Ohai, I fully agree. Everyone is going to have different comfort levels when it comes to risk mitigation. Everyone’s also going to have a different definition of ‘retirement’. Personally, I see retirement as reaching a state where I no longer need to save to meet future needs. As income taxes and saving eat up more than 50% of my paycheck, I can reduce my income substantially and still continue my current lifestyle, without dipping into my investments much, if at all.
Maybe you’d consider this not being retired, but I envision the first 20-30 years of my retirement to include 10-15 hours per week of income generating activities. These will be the activities I’m most interested in doing, and will probably vary throughout the year. Summer months will probably contain a whole lot less work and winter months might contain more. Heck, a full kitchen renovation with my brother in law can net me 5K and that wouldn’t even take a week to do… you can say ‘well then you’re not retired’, and I’ll accept that. But I’m also free to spend weeks or months in the summer doing nothing but sitting by a pool or hiking in the mountains if I’d like.
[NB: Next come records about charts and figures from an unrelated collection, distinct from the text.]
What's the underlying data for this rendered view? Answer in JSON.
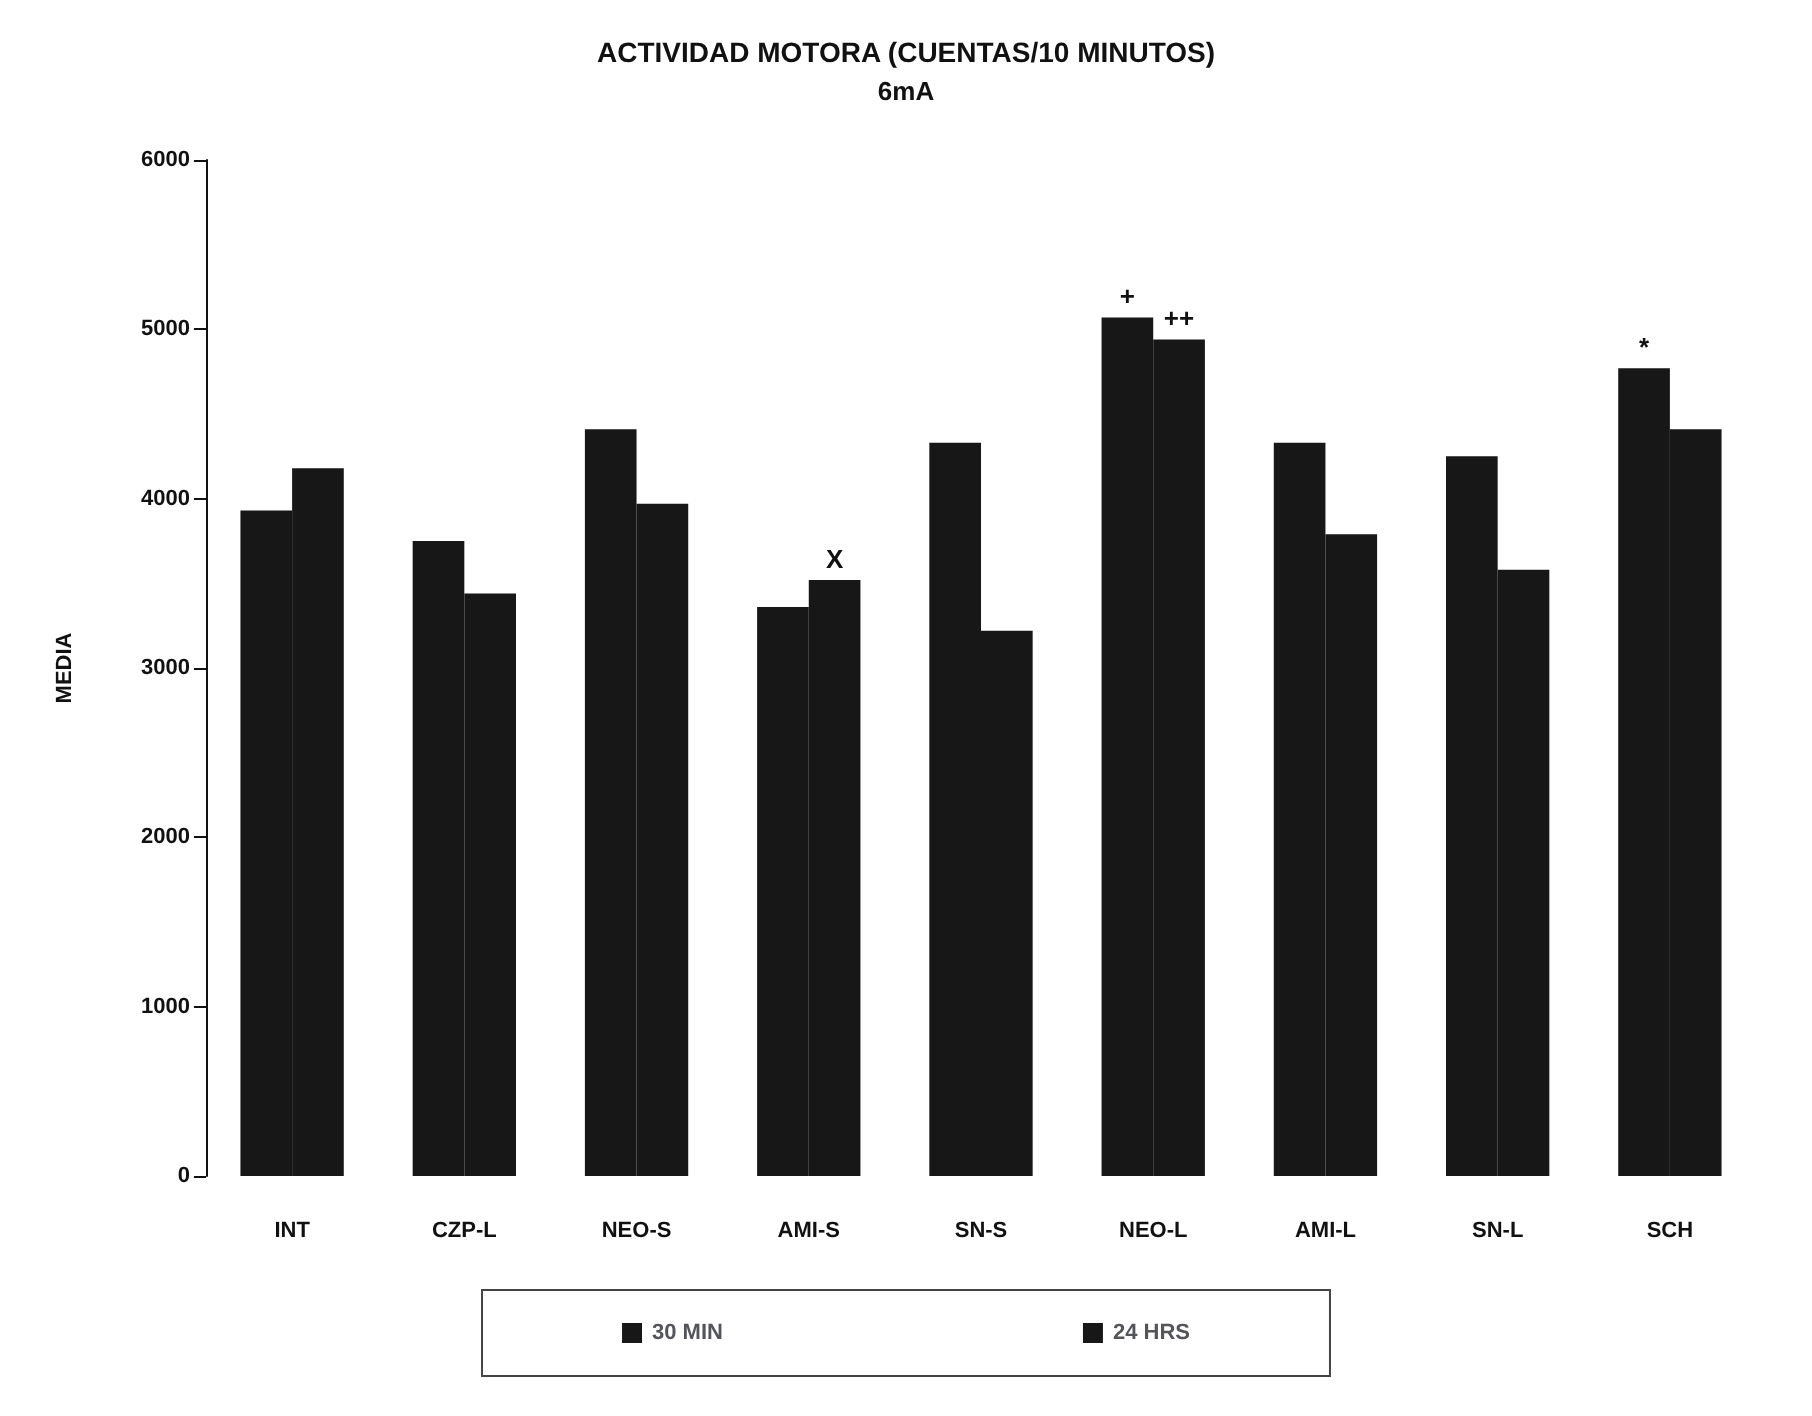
{
  "chart_data": {
    "type": "bar",
    "title": "ACTIVIDAD MOTORA (CUENTAS/10 MINUTOS)",
    "subtitle": "6mA",
    "ylabel": "MEDIA",
    "categories": [
      "INT",
      "CZP-L",
      "NEO-S",
      "AMI-S",
      "SN-S",
      "NEO-L",
      "AMI-L",
      "SN-L",
      "SCH"
    ],
    "series": [
      {
        "name": "30 MIN",
        "color": "#171717",
        "values": [
          3930,
          3750,
          4410,
          3360,
          4330,
          5070,
          4330,
          4250,
          4770
        ]
      },
      {
        "name": "24 HRS",
        "color": "#171717",
        "values": [
          4180,
          3440,
          3970,
          3520,
          3220,
          4940,
          3790,
          3580,
          4410
        ]
      }
    ],
    "ylim": [
      0,
      6000
    ],
    "yticks": [
      0,
      1000,
      2000,
      3000,
      4000,
      5000,
      6000
    ],
    "grid": false,
    "legend": "bottom",
    "annotations": [
      {
        "text": "X",
        "x": "AMI-S",
        "y": 3520
      },
      {
        "text": "+",
        "x": "NEO-L",
        "y": 5070
      },
      {
        "text": "++",
        "x": "NEO-L",
        "y": 4940
      },
      {
        "text": "*",
        "x": "SCH",
        "y": 4770
      }
    ]
  }
}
Ghibli, I’m always willing to hear an objective analysis of my plan. I think that ‘normal’ return numbers would more than offset your ‘normal’ inflation concern. Here are what I consider to be my conservative estimates (all in today’s dollars, feel free to adjust for inflation 10 years from now):
· retire at 40
· $1M in 401K assets
· 5.5% real rate of return on investments
· $40,000 in spending/year (mortgage is paid off, no debt whatsoever)
· $40,000 in income/year age 40-60 (That’s 20k for each spouse…not difficult)
· Social security at age 70, assume it meets 40% of my spending
My plan gets thrown off if tax laws change and no longer allow substantially equal periodic payments, at which point I’d have to reassess. As long as this remains, starting at age 40, where I’m pretty much not going to be paying any income taxes, I’ll start pulling money out of my 401k and putting it into a Roth tax free. Allows me to reduce the taxes I pay when that SS income starts coming in and my RMDs start.
I can see why some might say ‘$3,300 per month in after-tax income, how can you possibly survive on so little! I can never do that’. That response wouldn’t suprise me, especially for those that live in a big city. However, for me, I can survive on much less and so that’s a lot of money each month. I probably won’t be able to spend it all. But, if there’s some big flaw in the plan that I’m missing, I’d be happy to learn about it now before it’s too late.
Now it’s 5.5% REAL rate of return. Big difference. Going to have accept some volatility in order to get that. A big market crash could really hurt if you have to continue to take distributions, especially in the qualified accounts. Not a whole lot of margin for error. There’s a reason annuity payouts suck.
igor, substantially equal periodic payments. Allows you to take a small amount each year without penalty. Still have to pay income tax if you earn enough, but on a $1M portfolio I’d be able to pull about $35k per year out penalty free
Well, considering a 20 year time period (age 40-60) where the only withdrawals needed are to convert to a roth and be reinvested, what type of asset allocation would you suggest? Given the long time horizon, and the substantial human capital that can be tapped if necessary, I’d say an aggressive investment allocation is suitable. And given that allocation, what real rate of return would you conservatively estimate?
many reasonable financiers are forecasting nominal equity returns of 0%-3% over the next 7-10 years or so. an agressive allocation may not be able to get you there. makes sense from my pov as equities are priced off the risk free rate which is negative in much of the world. asking for ~7% returns over 20 years may be very ambitious and ridiculous at this point in the cycle and given where fixed rates lie.
Apparently, a lot of pension funds are still assuming 6% or higher returns to meet their future obligations. This might have been conservative when rates were 5%. Today, it seems that many will become underfunded. I’m not sure I want to know what all these government retirement funds are assuming, and are modeling into their projected account balance.